Writing this feels very uncomfortable, but here goes...
I have a large collection of vibrators, dildos and bullets. Mostly bought for by my OH. We use them together and me on my own (which he's totally cool with, it actually drives him mad at the thought) and adds fireworks to our amazing relationship! Soooooo.... why am I feeling so insecure and (shamefully) jealous at the thought of him using a male toy? Actually feel embarrassed and totally unjustified with such childish thoughts!
Keep trying to make sense of why I feel this way, but in all honesty I think I'm probably making excuses for myself... I initially brought up the conversation about getting "him" a play toy and made the suggestion of getting it, which he was surprisingly not into and showed no interest!

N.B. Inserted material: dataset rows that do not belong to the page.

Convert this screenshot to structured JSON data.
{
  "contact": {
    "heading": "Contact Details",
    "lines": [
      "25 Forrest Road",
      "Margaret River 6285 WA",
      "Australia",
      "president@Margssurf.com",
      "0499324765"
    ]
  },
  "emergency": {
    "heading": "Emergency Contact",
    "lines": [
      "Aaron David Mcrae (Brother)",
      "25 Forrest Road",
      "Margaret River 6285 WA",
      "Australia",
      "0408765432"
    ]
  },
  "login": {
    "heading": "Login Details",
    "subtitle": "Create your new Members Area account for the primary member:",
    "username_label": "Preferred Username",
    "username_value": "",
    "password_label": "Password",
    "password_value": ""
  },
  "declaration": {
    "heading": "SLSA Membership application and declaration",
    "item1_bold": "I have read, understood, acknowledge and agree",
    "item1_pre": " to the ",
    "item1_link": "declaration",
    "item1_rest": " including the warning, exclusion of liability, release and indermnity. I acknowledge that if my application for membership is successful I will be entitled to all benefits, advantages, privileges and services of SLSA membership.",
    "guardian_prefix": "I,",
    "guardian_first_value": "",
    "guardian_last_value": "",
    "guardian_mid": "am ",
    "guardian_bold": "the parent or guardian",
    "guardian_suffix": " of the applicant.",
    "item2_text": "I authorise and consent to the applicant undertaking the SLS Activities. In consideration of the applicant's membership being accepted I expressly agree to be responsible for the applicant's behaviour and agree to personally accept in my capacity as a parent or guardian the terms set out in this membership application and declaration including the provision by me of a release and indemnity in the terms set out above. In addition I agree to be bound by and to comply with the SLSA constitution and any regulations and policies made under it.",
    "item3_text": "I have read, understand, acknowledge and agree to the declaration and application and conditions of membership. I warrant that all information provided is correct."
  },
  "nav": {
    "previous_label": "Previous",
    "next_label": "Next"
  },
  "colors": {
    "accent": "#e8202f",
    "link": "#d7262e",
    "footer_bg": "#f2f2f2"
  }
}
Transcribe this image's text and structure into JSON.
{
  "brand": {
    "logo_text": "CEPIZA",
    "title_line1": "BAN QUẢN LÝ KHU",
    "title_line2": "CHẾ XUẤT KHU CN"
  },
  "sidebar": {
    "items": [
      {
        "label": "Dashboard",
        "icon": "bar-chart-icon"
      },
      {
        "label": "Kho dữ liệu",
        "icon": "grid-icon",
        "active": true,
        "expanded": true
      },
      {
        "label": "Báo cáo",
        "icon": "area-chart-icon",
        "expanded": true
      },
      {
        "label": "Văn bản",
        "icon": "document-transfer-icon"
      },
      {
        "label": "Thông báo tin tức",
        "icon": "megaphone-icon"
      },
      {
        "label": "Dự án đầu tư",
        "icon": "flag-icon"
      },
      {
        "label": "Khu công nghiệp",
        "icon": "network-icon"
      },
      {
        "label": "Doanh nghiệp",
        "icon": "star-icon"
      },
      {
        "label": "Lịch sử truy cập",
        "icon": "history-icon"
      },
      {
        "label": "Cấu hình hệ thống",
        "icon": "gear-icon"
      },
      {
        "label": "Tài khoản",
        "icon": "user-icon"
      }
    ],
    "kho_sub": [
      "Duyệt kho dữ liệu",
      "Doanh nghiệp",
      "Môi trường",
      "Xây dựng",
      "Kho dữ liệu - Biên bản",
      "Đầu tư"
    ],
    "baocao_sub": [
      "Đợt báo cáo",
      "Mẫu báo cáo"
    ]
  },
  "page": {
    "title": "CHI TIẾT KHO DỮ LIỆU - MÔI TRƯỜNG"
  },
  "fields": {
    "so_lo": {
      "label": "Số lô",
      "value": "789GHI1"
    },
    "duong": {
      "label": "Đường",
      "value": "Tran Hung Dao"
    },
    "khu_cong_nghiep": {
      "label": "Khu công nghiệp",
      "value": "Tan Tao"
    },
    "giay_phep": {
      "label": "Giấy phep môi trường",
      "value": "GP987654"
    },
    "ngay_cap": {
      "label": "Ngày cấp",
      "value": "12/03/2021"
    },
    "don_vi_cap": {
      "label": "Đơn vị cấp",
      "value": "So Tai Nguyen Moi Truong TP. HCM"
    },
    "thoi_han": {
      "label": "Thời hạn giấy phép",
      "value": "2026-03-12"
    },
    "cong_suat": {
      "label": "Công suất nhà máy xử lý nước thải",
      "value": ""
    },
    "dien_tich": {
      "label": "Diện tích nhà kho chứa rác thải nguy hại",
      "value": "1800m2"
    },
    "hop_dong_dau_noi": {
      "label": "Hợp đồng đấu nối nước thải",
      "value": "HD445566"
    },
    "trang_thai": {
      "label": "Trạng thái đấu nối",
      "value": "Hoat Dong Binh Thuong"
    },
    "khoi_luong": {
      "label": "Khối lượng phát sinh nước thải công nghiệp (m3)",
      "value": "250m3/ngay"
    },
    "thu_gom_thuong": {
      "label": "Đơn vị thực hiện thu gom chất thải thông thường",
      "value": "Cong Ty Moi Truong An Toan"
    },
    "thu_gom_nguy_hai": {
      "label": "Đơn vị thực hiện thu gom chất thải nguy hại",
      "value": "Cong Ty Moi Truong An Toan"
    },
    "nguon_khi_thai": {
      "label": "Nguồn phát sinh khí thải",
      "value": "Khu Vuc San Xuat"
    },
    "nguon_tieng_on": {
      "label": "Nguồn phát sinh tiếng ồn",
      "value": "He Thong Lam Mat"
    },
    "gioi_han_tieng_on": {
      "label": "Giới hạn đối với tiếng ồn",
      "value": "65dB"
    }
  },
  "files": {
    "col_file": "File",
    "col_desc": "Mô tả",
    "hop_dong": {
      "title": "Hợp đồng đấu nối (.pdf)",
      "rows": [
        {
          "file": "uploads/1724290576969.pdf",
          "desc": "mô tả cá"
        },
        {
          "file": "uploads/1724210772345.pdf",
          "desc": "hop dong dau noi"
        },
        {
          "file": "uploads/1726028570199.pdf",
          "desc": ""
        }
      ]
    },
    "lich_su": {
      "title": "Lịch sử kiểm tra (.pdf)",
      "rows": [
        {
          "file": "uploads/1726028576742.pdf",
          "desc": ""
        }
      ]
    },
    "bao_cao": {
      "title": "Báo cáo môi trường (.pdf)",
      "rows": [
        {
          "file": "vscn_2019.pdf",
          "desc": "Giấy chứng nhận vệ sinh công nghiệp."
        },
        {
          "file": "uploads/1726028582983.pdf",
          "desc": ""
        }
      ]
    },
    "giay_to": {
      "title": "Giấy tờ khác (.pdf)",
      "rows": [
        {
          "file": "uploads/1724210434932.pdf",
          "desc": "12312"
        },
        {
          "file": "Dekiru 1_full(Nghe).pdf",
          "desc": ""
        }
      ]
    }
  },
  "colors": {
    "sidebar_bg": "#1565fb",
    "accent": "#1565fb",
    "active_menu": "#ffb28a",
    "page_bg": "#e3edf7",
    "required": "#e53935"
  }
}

Ironically, he's been sent one and his reaction could not have been more different to when we had a convo about them! Now I'm not sure if that's what's making me feel meh, or the fact that it's modelled (supposed to be the real deal just cloned) on an actual real persons parts, makes me feel really icky! Not one of my toys have a "stars" name attached to them and to me is just a toy, an added extra, enhancer. His seems so much more personal 😣
Seems really aimed at who it's based on and quite seedy. I'm well aware that sex sells and men love a hot, beautiful chick, but I don't like that's it's my man. How bloody ridiculous do I sound I know... Am I way to jealous and a bit mental? Or can anyone else understand my... well whatever is?